On this basis, HHJ Nicklin concluded that the best place for resolution for the Claimant would be in the small claims track of the County Court.
Comment
This decision is a helpful reminder that you should carefully consider which Court is the appropriate forum to hear a low-value data breach claim. This decision indicates that if the value of the claim and the level of complexity is low, the claim should be issued in the County Court and allocated to the small claims track.
Within his judgment, HHJ Nicklin set out some useful points that should be considered before issuing a data breach claim. These are as follows:
“Those who are advising claimants who want to bring data breach claims need to think carefully about the claims that are included. There can be and often are several overlapping claims: breach of confidence, misuse of private information, and breach of data protection legislation. In many cases, this will simply represent three different ways of characterising what is essentially the same complaint.

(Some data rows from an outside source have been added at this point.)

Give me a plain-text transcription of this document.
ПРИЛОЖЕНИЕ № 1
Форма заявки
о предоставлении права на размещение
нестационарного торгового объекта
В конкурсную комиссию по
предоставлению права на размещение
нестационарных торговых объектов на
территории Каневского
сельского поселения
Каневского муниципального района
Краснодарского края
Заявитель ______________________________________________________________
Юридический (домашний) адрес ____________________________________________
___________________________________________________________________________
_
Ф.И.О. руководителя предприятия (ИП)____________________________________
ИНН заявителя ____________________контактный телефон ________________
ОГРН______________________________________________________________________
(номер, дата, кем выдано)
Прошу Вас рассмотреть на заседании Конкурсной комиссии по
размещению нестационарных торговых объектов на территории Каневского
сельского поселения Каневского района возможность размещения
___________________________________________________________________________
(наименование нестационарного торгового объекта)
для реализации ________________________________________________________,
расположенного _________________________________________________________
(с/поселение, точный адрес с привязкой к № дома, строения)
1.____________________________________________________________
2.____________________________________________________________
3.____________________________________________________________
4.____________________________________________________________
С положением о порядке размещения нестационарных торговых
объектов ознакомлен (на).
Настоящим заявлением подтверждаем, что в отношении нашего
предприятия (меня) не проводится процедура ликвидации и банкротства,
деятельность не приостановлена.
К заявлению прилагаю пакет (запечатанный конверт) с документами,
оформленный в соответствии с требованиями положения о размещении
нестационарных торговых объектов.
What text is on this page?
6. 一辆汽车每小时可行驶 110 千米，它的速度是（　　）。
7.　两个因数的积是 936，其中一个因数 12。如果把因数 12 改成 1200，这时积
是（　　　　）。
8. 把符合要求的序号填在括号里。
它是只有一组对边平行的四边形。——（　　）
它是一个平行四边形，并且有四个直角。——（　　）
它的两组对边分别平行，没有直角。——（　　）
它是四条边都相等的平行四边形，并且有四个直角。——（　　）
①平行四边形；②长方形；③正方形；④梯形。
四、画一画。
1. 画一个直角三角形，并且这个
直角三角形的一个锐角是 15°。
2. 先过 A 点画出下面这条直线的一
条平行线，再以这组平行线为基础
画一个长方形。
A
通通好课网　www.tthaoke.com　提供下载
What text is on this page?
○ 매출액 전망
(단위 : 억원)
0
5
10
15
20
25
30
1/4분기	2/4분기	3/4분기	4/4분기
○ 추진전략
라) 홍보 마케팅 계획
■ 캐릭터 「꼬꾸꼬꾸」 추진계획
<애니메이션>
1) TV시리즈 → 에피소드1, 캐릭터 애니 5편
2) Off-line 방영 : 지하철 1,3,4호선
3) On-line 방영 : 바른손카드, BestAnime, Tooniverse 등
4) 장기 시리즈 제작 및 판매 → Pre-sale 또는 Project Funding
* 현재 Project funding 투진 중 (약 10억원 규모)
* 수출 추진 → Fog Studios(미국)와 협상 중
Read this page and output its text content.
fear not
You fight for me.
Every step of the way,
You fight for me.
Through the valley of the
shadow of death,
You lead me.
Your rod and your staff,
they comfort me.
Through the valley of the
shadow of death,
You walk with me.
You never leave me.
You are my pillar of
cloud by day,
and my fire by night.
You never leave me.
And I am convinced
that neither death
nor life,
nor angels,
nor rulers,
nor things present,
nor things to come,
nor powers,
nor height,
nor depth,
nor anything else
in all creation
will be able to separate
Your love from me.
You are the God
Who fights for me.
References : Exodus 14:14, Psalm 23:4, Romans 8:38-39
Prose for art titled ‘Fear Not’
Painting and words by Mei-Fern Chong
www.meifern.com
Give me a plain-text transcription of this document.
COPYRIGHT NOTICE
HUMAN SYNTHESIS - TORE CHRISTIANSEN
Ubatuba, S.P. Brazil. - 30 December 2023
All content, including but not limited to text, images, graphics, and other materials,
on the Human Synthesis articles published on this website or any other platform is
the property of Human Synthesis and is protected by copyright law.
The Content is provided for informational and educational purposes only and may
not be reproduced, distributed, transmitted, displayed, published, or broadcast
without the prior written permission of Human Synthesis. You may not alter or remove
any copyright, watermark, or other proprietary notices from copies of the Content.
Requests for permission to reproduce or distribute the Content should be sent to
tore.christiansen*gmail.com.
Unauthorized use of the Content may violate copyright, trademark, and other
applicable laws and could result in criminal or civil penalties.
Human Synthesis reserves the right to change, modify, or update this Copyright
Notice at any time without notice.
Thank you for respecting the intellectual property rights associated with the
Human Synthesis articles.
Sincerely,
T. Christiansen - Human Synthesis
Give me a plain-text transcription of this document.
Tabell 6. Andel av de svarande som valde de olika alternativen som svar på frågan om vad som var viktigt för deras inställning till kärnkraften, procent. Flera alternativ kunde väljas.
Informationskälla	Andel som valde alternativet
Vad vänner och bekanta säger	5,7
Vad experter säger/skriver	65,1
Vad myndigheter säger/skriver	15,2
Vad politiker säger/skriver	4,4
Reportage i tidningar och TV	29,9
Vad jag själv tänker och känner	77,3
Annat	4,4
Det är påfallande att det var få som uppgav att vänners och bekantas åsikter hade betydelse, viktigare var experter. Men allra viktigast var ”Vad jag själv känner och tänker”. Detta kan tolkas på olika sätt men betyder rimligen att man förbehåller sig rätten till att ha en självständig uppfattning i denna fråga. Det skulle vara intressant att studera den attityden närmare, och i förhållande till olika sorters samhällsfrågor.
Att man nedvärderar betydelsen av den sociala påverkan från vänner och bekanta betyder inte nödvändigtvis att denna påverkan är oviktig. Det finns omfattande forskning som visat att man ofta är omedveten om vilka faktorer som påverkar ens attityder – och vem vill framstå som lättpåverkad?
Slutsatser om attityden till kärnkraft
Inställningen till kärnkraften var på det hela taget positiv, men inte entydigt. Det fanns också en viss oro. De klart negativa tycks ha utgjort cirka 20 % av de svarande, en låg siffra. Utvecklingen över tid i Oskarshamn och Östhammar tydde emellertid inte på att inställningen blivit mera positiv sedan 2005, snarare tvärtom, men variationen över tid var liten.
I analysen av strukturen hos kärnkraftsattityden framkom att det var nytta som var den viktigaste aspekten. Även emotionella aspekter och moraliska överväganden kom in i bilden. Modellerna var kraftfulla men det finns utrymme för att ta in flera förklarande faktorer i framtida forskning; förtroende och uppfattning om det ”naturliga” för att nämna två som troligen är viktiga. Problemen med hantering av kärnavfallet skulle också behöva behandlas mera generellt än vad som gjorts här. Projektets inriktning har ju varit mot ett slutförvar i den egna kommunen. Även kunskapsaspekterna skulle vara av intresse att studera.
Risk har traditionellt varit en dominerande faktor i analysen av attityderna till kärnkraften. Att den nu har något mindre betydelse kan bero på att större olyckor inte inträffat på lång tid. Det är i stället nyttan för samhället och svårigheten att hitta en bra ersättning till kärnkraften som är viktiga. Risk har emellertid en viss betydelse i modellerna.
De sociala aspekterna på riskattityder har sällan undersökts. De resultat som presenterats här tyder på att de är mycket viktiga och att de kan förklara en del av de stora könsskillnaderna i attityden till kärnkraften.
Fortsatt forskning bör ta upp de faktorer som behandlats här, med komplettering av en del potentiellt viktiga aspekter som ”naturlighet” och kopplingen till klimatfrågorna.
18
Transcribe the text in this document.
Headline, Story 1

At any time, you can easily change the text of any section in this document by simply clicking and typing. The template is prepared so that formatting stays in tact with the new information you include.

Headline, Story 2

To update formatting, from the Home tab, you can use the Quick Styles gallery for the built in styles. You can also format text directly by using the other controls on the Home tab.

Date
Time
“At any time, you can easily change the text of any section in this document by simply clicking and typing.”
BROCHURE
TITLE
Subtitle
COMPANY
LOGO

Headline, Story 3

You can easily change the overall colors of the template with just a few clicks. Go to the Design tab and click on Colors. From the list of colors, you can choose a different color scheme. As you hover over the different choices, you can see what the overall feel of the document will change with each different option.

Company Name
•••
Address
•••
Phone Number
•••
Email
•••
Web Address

In accordance with the overriding objective, and also in the best interests of the client, it is necessary to consider whether a claim in respect of all three causes of action needs to be pursued. If there is a straightforward claim, for example for a data protection breach, then it may be in the best interests of the client and the simplicity of the litigation to concentrate on only that claim. In straightforward cases, like this one, there may be no real dispute about the data breach. If so, little of any substance or real value is likely to be gained by complicating the claim by bringing additional claims for misuse of private information or breach of confidence.”